Folha de S.Paulo

Ínfimas ações não nos absolvem

‘Nada pode ser mudado enquanto não for enfrentado’

- Maíra Dvorek Atriz e aprendiz de roteiro e escrita

Em se tratando de racismo, o branco ocupa um lugar permissivo. Ao adquirir a consciênci­a da obrigação de ser antirracis­ta, ele não torna isso uma prática ampla e diária. Gerar empregos ou se recusar a ir ao clube frequentad­o só por brancos é a ponta de um iceberg muito maior.

Um dia, ouvi um conselho à minha observação: “Os pretos que estão no lugar onde você está, estão se divertindo ou trabalhand­o?”. Percebi que eu, amante dos escritos de James Baldwin (autor da frase “Nem tudo o que enfrentamo­s pode ser mudado. Mas nada pode ser mudado enquanto não for enfrentado”, citada no subtítulo deste artigo), fã de jazz, neta de judeus e pretos, anulara qualquer tipo de reflexão apoiada na concretude da minha pele branca.

Não tenho eu adotado a prática diária do não racismo. Quando me dou conta disso, sinto uma vergonha que não absolve nem zera essa herança repulsiva. Minha consciênci­a política se dá pela metade. Sei do racismo, li Martin Luther King e aprendo com Spike Lee. O que eu faço com tudo isso? Nada.

Por ser judia e reconhecer semelhança­s nos holocausto­s a que os povos africanos e judeus foram submetidos, e não ser assim de todo má pessoa, sempre me senti absolvida do rótulo de racista. No entanto, um sentimento de culpa sempre me atormentou. Não a culpa daquele que é autor —uma culpa bem pior, daquele que é conivente. Esse abismo entre a admiração do conceito da luta antirracis­ta e sua prática diária me fizeram reconhecer esse desastroso lugar de conivência.

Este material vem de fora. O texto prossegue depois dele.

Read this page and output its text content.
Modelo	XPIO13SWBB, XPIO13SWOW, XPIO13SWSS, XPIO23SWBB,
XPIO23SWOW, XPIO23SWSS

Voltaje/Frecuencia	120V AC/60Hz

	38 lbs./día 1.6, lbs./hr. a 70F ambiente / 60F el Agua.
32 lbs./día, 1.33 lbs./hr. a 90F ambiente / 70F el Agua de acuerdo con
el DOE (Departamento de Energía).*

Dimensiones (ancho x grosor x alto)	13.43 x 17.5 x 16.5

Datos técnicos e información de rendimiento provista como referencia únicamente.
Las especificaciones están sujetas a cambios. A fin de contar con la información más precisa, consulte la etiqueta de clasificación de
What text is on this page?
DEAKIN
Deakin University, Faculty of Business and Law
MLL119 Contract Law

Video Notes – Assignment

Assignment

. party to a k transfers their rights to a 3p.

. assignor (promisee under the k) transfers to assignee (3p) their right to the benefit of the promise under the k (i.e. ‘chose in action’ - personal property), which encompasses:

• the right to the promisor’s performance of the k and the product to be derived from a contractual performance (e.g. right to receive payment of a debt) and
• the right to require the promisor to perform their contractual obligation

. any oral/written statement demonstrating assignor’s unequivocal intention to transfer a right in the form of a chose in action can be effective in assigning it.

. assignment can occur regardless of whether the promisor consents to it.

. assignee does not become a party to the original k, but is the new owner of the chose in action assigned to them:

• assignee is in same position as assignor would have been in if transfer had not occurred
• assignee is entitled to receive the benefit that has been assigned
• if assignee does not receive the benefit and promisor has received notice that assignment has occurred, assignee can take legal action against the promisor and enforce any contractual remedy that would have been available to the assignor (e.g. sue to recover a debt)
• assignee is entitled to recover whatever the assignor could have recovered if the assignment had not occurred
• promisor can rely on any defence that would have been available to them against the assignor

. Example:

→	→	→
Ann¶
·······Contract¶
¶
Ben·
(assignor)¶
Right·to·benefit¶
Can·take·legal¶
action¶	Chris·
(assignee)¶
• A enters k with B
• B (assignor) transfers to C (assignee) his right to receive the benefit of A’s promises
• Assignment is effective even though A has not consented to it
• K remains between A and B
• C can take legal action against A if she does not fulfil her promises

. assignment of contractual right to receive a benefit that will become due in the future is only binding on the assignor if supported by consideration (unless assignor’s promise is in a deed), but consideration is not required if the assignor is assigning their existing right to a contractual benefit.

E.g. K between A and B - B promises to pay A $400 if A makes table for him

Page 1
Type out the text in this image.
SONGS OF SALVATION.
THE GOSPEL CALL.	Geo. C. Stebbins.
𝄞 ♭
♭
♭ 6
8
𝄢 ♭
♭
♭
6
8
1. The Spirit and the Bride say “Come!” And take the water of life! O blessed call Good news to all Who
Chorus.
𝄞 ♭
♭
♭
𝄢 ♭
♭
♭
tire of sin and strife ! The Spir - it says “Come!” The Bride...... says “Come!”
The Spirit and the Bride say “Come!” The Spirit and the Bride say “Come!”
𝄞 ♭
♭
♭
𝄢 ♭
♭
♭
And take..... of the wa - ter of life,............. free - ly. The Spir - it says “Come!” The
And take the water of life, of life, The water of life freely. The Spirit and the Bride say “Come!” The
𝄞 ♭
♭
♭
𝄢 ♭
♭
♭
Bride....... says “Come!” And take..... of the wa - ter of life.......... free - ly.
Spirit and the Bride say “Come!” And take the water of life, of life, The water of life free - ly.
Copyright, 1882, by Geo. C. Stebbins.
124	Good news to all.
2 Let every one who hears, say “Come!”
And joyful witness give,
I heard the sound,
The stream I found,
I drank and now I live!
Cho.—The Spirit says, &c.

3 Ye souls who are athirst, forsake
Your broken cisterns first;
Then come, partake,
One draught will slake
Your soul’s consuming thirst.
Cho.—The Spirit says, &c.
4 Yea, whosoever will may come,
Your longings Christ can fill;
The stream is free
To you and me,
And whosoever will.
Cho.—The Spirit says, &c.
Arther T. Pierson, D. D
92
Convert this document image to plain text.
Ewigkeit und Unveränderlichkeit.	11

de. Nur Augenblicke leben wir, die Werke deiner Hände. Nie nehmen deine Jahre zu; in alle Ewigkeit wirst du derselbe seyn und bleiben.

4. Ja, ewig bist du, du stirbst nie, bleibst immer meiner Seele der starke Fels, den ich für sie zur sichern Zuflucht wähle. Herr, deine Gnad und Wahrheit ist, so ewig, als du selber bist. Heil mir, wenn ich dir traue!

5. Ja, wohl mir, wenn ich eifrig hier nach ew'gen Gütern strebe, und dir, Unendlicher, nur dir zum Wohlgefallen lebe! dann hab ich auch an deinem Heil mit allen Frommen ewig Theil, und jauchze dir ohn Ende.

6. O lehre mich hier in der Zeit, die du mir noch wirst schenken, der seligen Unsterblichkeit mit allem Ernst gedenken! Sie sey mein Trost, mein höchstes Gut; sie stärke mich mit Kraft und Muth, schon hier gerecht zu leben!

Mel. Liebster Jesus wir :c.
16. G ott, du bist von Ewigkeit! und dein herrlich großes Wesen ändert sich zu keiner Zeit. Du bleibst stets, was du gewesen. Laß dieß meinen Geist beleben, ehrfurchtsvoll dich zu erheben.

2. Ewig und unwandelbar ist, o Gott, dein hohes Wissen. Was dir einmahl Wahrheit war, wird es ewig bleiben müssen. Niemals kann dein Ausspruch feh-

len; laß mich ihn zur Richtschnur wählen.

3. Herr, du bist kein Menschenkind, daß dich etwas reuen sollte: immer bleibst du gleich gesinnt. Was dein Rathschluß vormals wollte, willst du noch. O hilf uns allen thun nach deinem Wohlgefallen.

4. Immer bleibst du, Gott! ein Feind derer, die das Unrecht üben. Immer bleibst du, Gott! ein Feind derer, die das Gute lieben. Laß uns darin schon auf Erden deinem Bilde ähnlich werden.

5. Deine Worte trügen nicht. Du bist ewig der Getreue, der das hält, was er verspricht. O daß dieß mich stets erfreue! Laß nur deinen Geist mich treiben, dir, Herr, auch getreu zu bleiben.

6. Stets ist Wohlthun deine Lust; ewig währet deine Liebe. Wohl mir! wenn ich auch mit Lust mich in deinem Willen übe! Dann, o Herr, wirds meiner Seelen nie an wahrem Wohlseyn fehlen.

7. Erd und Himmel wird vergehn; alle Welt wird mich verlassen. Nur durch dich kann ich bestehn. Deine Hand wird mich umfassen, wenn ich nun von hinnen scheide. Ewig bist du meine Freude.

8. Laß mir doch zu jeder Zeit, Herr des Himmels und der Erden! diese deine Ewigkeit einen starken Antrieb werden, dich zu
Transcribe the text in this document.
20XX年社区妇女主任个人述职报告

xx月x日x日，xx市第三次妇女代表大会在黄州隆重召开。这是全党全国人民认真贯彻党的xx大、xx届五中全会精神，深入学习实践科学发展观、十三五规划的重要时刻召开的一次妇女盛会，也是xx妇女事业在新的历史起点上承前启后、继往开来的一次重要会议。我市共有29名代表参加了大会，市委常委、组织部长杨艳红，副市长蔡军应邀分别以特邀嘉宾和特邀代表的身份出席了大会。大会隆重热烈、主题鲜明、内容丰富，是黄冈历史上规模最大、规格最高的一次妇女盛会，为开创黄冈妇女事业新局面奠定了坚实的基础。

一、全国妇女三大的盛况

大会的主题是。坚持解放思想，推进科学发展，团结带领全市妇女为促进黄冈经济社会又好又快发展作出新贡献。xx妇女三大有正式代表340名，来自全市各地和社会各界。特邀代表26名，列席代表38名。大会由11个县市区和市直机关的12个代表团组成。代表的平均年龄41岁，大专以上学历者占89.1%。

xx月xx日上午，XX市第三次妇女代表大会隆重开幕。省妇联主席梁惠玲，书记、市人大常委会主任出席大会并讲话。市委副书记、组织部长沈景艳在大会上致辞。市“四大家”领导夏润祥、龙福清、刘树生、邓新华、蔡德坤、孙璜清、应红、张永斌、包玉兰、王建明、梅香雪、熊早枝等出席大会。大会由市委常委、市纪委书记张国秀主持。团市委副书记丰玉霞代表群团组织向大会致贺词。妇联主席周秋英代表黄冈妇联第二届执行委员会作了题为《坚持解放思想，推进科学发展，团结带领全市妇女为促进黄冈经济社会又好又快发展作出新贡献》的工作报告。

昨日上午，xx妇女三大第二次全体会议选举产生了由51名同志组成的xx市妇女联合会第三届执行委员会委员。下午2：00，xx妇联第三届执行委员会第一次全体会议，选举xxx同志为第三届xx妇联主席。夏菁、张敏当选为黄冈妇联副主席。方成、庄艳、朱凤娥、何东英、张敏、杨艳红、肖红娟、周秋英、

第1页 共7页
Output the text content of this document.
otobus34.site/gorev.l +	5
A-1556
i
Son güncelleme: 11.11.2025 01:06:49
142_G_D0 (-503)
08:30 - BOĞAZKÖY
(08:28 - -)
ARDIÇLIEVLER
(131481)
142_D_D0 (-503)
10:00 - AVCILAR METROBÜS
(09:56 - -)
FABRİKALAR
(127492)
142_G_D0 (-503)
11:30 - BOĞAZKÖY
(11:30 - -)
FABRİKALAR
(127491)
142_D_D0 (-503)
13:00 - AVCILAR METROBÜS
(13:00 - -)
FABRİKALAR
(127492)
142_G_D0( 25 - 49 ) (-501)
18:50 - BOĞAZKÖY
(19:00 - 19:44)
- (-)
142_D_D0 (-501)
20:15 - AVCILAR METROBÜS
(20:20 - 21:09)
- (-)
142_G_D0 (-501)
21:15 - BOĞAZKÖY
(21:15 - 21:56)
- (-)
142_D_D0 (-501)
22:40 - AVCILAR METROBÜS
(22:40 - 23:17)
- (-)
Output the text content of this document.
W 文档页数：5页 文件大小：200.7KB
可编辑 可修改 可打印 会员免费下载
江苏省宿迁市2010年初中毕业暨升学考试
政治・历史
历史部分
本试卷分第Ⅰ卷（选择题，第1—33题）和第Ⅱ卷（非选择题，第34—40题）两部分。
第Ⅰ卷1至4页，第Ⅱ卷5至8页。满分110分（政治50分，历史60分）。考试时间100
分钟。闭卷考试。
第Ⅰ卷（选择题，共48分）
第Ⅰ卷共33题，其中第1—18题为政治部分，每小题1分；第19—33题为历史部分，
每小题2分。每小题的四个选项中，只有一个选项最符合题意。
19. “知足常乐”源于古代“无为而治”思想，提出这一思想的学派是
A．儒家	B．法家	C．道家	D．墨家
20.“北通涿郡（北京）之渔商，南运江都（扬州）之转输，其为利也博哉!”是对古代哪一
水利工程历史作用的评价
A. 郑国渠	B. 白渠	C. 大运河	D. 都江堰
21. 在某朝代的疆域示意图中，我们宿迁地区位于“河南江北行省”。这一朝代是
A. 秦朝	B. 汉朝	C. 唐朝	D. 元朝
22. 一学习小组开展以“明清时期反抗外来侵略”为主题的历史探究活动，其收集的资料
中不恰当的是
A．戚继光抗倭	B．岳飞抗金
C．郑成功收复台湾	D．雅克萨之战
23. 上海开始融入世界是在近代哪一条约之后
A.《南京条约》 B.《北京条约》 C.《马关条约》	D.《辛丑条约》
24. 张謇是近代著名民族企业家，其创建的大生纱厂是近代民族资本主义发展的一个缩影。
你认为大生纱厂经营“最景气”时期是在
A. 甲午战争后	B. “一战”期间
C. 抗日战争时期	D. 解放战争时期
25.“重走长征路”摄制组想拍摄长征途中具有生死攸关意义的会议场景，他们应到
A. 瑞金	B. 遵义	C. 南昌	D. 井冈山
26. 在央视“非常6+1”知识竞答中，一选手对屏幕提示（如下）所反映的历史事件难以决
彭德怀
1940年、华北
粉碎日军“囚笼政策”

Ao assistir à morte de George Floyd chorei. Senti-me feliz ao ver os incêndios e as manifestaç­ões. Achei que essa alegria se atribuía a uma sensação de vingança. Agora, ao escrever, vejo que não era isso. Era sentimento de absolvição. O grito daqueles manifestan­tes brancos e pretos era meu também. Eu saíra do lugar de conivência.

Mas será que não sou conivente mesmo? O que fiz na prática após a morte de João Pedro? Assinar abaixo-assinado contra a federaliza­ção do caso Marielle? É preciso que o branco não sinta que essas ínfimas ações o absolvem. Nós, brancos, temos uma dívida, e o fato de ela ser ancestral faz com que não nos cause estranheza.

O racismo diário, feito de pequenas ações, excluído da barbárie explícita, não nos comove. Praticamos “a banalidade do mal” conceituad­a por Hanna Arendt. Nossa conivência nos equipara aos algozes dos campos de concentraç­ão que, no julgamento de Nuremberg, diziam “só cumprir ordens de superiores”.

O leitor branco concluirá que estou exagerando. Mas o que aconteceri­a se o antirracis­mo fosse uma prática diária de todos que se julgam não racistas? E se saíssemos do lugar de somente assinar manifestos?

O que há na luta contra o racismo que ameaça tanto o branco? Alienação como desculpa não me convence. Falta de empatia também não.

Com todo o respeito aos meus irmãos brancos, concluo que todos que silenciam se tornam racistas.

O fim do racismo não é uma luta restrita aos pretos. É uma luta de uma mãe branca que ensina ao seu filho que Zumbi é um herói. E a exemplo do líder quilombola, a luta não deve se restringir ao campo das ideias.